Retrieving repository info for LLNL/b-mpi3
Checking GitHub API token... Token validated.
Auto-retry limit for requests set to 10.
Reading '/home/vanessa/Desktop/Code/contributor-ci/contributor_ci/main/extractors/repos/repos-info.gql' ... File read!
Sending GraphQL query...
Checking response...
HTTP STATUS 200 OK
API Status {"limit": 5000, "remaining": 4998, "reset": 1624819230}
Data received!

It would be possible and make sense to using logging instead, so it can be made quiet? For my user case, I have a command that hits a few API endpoints and then needs to pipe to file, and I'm not able to control this output.

IanLee1521 commented 3 years ago

I think this is a great idea! No objections from me.

Is there any chance you'd be willing to work this in to a pull request that we could review and merge?
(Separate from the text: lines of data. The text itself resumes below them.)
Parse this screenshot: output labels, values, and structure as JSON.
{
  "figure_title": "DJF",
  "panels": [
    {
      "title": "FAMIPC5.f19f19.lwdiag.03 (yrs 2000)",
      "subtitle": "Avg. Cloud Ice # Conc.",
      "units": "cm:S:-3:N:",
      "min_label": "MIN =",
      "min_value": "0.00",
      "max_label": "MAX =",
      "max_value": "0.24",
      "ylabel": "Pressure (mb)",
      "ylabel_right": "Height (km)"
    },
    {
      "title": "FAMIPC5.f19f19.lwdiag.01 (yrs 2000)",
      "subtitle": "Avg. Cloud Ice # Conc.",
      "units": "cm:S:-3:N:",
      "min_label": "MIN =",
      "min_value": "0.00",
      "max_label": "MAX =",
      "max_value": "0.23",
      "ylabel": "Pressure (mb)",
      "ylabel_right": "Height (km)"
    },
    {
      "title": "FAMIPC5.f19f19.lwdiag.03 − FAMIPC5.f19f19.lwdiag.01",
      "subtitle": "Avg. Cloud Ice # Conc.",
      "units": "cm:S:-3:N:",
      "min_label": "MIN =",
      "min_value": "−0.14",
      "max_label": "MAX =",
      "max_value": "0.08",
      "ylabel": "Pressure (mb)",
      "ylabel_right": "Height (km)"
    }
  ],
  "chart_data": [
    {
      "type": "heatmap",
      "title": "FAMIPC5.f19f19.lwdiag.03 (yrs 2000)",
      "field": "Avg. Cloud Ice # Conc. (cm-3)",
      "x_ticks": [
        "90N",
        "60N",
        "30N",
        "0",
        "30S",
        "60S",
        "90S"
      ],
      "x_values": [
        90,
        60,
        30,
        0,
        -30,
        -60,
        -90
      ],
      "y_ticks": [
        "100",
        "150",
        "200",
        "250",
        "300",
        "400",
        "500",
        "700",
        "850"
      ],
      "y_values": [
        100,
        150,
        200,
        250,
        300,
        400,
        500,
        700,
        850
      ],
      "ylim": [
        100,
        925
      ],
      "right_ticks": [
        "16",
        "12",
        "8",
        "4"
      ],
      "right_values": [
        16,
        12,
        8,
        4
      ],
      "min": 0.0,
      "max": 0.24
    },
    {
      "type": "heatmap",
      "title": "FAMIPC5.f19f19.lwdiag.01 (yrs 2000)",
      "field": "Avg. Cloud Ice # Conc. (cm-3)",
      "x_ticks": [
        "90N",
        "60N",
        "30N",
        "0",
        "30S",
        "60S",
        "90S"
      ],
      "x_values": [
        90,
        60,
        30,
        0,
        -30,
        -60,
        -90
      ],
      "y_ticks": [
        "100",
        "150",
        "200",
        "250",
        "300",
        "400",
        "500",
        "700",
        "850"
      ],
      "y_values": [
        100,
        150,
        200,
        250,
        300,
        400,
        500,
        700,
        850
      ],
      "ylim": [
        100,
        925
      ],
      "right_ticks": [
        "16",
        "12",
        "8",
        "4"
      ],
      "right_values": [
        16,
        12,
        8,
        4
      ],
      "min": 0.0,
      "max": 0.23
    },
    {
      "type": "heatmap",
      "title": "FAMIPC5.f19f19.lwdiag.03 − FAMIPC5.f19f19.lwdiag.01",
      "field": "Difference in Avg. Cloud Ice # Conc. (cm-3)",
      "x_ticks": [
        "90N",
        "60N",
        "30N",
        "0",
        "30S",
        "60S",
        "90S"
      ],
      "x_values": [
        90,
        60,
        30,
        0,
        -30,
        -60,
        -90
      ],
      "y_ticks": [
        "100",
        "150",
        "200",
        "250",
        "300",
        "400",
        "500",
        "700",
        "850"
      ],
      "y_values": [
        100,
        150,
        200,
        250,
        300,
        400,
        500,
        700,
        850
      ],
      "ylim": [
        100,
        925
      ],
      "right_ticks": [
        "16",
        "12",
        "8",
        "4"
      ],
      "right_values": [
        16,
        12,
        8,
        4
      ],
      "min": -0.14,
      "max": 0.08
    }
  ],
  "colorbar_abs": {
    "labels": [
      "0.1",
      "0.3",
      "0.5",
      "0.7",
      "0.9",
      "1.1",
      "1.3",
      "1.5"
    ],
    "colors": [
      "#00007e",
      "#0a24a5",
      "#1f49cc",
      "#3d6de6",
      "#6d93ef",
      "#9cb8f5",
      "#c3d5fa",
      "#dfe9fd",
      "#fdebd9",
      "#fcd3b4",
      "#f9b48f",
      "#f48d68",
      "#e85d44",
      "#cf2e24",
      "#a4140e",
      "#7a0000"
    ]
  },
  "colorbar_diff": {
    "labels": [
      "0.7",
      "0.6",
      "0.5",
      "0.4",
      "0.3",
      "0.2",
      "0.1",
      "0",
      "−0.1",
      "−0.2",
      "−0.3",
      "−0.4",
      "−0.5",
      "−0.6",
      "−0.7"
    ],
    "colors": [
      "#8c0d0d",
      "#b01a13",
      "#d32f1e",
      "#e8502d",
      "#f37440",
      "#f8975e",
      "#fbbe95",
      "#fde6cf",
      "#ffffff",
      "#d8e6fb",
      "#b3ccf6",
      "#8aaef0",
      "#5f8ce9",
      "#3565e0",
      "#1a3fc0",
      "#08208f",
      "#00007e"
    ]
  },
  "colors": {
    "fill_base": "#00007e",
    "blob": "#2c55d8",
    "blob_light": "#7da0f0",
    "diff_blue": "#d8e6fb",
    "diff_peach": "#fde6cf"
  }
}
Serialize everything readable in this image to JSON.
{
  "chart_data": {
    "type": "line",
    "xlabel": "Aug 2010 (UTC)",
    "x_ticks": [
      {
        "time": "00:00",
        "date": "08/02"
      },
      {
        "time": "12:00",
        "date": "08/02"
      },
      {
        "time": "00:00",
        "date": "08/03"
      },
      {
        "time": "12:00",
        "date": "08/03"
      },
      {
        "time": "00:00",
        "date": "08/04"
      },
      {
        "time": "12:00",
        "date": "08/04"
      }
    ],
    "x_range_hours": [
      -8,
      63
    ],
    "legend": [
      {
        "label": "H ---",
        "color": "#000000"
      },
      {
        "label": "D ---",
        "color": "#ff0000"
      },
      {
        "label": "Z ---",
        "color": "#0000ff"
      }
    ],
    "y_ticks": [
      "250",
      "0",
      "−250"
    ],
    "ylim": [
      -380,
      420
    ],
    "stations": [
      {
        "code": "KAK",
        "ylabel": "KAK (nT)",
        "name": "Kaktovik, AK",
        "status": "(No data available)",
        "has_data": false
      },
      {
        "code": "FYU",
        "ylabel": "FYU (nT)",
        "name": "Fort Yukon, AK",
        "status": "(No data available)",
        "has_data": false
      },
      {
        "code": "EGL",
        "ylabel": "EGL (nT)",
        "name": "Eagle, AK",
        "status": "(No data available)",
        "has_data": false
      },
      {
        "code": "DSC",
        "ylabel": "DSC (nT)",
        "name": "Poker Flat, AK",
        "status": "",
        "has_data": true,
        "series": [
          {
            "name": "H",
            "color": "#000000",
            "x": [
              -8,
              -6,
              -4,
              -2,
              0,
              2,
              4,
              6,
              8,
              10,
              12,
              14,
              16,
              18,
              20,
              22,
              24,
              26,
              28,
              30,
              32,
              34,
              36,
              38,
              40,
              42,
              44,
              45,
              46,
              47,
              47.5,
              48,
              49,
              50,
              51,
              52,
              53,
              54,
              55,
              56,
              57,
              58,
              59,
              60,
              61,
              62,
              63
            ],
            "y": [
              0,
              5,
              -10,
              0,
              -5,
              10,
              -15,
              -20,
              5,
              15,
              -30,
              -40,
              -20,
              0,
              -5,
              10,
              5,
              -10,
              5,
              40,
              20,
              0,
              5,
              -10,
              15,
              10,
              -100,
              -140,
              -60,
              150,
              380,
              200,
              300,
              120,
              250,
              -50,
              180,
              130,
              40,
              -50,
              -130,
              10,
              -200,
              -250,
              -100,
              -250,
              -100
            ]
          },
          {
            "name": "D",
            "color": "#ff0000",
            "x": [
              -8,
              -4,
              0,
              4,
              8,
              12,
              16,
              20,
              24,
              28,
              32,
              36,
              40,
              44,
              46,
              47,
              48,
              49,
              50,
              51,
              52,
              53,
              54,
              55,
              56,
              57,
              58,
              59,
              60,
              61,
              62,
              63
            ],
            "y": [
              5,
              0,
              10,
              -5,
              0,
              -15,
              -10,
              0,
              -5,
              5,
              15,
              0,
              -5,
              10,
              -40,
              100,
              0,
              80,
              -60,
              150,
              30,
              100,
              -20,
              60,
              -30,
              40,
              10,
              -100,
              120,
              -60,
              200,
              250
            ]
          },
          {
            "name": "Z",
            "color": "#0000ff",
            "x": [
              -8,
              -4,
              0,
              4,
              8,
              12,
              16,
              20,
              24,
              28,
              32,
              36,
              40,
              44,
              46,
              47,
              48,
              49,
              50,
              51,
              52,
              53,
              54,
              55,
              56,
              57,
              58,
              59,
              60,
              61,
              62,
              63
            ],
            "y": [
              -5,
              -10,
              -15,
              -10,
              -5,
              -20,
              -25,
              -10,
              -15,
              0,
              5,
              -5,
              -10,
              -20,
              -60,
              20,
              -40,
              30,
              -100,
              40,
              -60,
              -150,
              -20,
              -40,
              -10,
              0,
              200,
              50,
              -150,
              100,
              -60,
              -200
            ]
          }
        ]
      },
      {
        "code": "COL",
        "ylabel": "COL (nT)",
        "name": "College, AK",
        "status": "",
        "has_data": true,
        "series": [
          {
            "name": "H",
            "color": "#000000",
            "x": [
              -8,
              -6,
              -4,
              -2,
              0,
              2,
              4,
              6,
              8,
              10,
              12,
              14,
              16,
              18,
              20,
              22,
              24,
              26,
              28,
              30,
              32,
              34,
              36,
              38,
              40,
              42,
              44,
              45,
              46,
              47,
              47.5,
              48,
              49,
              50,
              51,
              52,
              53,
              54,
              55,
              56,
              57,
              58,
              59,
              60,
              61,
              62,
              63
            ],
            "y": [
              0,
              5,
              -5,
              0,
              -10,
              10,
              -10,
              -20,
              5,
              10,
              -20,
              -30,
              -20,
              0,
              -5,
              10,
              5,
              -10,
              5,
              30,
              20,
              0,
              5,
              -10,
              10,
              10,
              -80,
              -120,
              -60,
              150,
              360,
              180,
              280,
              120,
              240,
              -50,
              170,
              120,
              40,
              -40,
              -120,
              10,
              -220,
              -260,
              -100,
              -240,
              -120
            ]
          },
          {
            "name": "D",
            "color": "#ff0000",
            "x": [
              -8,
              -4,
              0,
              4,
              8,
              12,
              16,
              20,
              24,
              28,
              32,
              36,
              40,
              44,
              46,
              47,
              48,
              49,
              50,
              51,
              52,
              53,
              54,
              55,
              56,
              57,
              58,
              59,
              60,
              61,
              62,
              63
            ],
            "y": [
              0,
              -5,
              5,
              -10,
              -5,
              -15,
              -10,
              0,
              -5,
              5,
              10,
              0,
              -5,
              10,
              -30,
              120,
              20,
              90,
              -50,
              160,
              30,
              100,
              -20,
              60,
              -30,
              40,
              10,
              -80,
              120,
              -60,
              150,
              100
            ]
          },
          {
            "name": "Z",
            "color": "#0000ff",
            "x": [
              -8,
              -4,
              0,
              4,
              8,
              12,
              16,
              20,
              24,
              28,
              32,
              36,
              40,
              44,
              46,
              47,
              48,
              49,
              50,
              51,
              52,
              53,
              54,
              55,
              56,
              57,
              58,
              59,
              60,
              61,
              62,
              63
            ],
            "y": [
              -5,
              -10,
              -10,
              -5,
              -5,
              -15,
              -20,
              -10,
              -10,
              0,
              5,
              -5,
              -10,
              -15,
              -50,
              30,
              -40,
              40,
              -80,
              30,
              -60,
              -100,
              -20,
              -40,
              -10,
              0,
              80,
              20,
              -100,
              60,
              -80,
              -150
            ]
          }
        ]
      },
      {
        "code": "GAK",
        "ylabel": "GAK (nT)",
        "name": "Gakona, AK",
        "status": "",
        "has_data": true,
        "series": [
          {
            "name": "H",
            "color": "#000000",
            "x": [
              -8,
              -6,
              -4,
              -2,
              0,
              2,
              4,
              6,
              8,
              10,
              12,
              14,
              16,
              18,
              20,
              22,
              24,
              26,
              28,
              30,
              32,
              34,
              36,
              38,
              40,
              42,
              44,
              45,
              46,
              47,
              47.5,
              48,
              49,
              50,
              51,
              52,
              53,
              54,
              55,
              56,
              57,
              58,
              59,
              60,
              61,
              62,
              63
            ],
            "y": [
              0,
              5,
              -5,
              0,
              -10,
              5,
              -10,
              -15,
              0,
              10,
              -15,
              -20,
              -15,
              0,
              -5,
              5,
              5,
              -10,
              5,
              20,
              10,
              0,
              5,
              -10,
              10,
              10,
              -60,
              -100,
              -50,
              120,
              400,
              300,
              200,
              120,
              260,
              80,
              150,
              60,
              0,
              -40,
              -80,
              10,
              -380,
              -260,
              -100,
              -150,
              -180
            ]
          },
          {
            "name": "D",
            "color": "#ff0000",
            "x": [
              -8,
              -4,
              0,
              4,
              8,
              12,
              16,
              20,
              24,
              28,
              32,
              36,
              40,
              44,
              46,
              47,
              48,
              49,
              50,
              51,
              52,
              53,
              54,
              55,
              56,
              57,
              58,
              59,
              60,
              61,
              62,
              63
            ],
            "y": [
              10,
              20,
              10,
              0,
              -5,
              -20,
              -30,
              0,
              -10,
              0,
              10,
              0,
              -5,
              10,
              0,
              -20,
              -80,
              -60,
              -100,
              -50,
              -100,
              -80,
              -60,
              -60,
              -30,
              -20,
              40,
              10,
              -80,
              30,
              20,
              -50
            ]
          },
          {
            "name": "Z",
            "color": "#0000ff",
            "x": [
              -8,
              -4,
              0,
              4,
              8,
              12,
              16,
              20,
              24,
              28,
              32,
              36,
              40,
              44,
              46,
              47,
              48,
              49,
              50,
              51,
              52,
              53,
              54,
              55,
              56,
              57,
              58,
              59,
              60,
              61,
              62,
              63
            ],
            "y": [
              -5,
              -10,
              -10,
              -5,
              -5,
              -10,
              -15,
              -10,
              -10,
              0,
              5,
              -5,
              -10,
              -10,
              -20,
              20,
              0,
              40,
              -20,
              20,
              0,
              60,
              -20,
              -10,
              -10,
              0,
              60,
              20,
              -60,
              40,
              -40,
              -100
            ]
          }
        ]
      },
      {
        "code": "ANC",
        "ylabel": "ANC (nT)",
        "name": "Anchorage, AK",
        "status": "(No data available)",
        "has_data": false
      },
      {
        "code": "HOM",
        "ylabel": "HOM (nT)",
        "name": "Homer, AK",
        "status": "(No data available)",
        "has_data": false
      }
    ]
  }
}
LRWeber commented 3 years ago

FWIW, there is actually a verbosity parameter included in the query methods. e.g.: https://github.com/LLNL/scraper/blob/471e06df3c2547b181974b50000dbe32dd86cf54/scraper/github/queryManager.py#L146 https://github.com/LLNL/scraper/blob/471e06df3c2547b181974b50000dbe32dd86cf54/scraper/github/queryManager.py#L161-L165

leebrian commented 3 years ago

I think a PR with these updates would be nice.

I’ve gotten around needing this by just piping the output from the process to whatever log file I like, and using the verbosity param that LRWeber points out.

vsoch commented 3 years ago

Setting verbosity to -1 still can't control the print statements:

$ cci cfa --terminal https://github.com/vsoch/salad 
Generating CFA for https://github.com/vsoch/salad
Stored new data file path '/home/vanessa/Desktop/Code/contributor-ci/.cci/data/latest/cci-repos.json'
Importing existing data file '/home/vanessa/Desktop/Code/contributor-ci/.cci/data/latest/cci-repos.json' ... Imported!

Retrieving repository info for vsoch/salad
Checking GitHub API token... Token validated.
Auto-retry limit for requests set to 10.
# nothing above this line should be printed!
---
repository: vsoch/salad
title: vsoch/salad
---
vsoch commented 3 years ago

Would y'all be okay with removing these custom print functions in favor of standard python logging? It looks like you use it in other parts of the library but they didn't make it here! Do you remember if there was a special reason to do this?

LRWeber commented 3 years ago

The primary reason for using the basic print rather than logging was to enable some of the more human-friendly feedback for when the commands are run directly in real-time, for example the visible countdown when waiting to retry a query (especially when the GitHub API limit triggers a much longer wait time).

In short, this update will mean more extensive re-working of how some of the info is presented. However, if we believe the tradeoff is worthwhile, I'm sure we can come up with a similarly informative logging friendly version.